You do know that using cooking oil without paying a fuel duty is illegal, don't you?

Police have impounded cars in the past when they've found it used as a fuel.



She's as nervous as a very small nun at a penguin shoot.
User currently offlineDavid L From United Kingdom, joined May 1999, 9524 posts, RR: 42
Reply 11, posted (7 years 10 months 2 weeks 6 days 7 hours ago) and read 5074 times:

BBE dates tend to refer to goods with a long shelf life. I'd do as suggested above and just make sure it doesn't taste or smell "funny". I ate some crackers the other day with a BBE date in 2004, though they were still sealed. They were delicious but I'll let you know... assuming I'm able.

User currently offlineLTBEWR From United States of America, joined Jan 2004, 13120 posts, RR: 12
Reply 12, posted (7 years 10 months 2 weeks 6 days 7 hours ago) and read 5074 times:

Quoting Banco (Reply 10):
You do know that using cooking oil without paying a fuel duty is illegal, don't you?

It isn't in the USA or any state as far as I know. There are a number of people who process used cooking oils (from local school cafeterias, fast fooders), in some cases adding it to diesel fuel and/or with other chemicals to power their slightly modified diesel cars. Just hope expired oil won't ruin your car.
In the USA, many companies are dating their products to make sure they are used up while still good. Some do it to make sure older product gets properly sold first before newer product. Some do it to just make sure of movement of product, even if it can last for months or years longer. Several beer brands make a point of the date packaged, or the date to drink by (usually 6 months after packaging) as usually after that time it can go bad.

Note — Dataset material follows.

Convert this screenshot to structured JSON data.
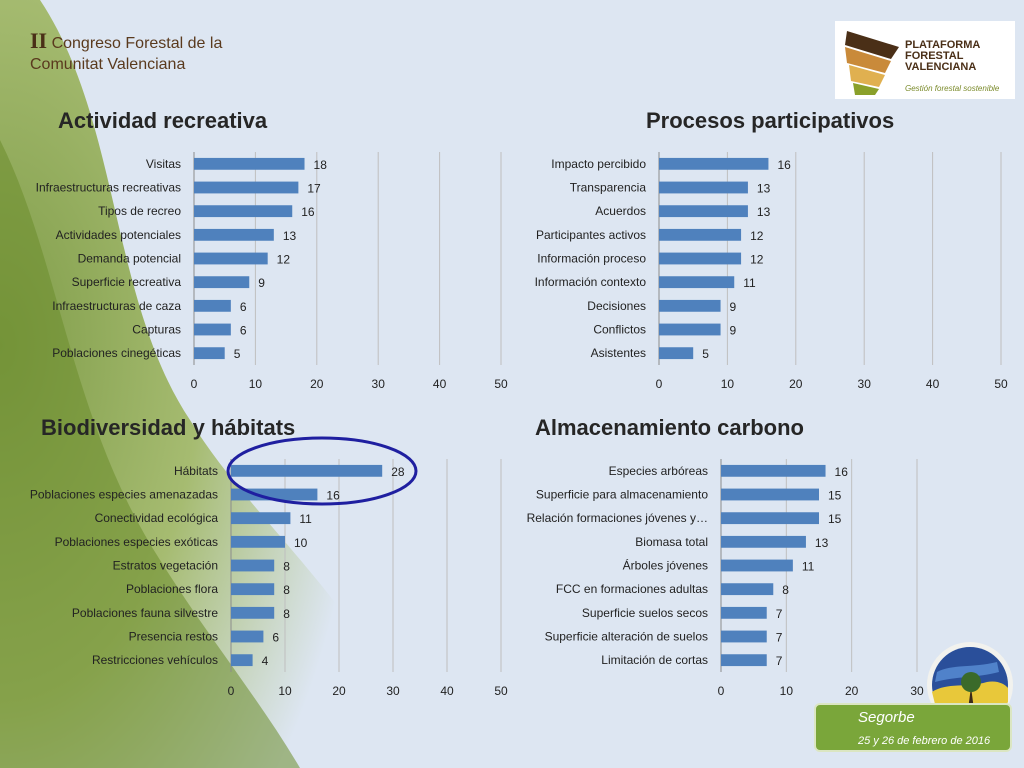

Diet sodas usually have 90 day expiration dates, as the sweetners go bad in that time once they are part of the soda product. For some items, it may have to do with the quality of packaging, limiting the use of perservatives, or ingredant changes. It can also keep track and make it easier to recall a product with an safety, purity, ingredant or missed ingrediant labeling.


User currently offlineBanco From United Kingdom, joined Oct 2001, 14752 posts, RR: 53
Reply 13, posted (7 years 10 months 2 weeks 6 days 6 hours ago) and read 5074 times:

Quoting LTBEWR (Reply 12):
It isn't in the USA or any state as far as I know.

It is in the UK. I'm not sure whether he's located here or in Dublin though. and the worst bit? They can smell it if you use it - apparently it smells like chips cooking. So if you get stopped, unless you can show you've paid duty on it, Plod is going to get very interested.



She's as nervous as a very small nun at a penguin shoot.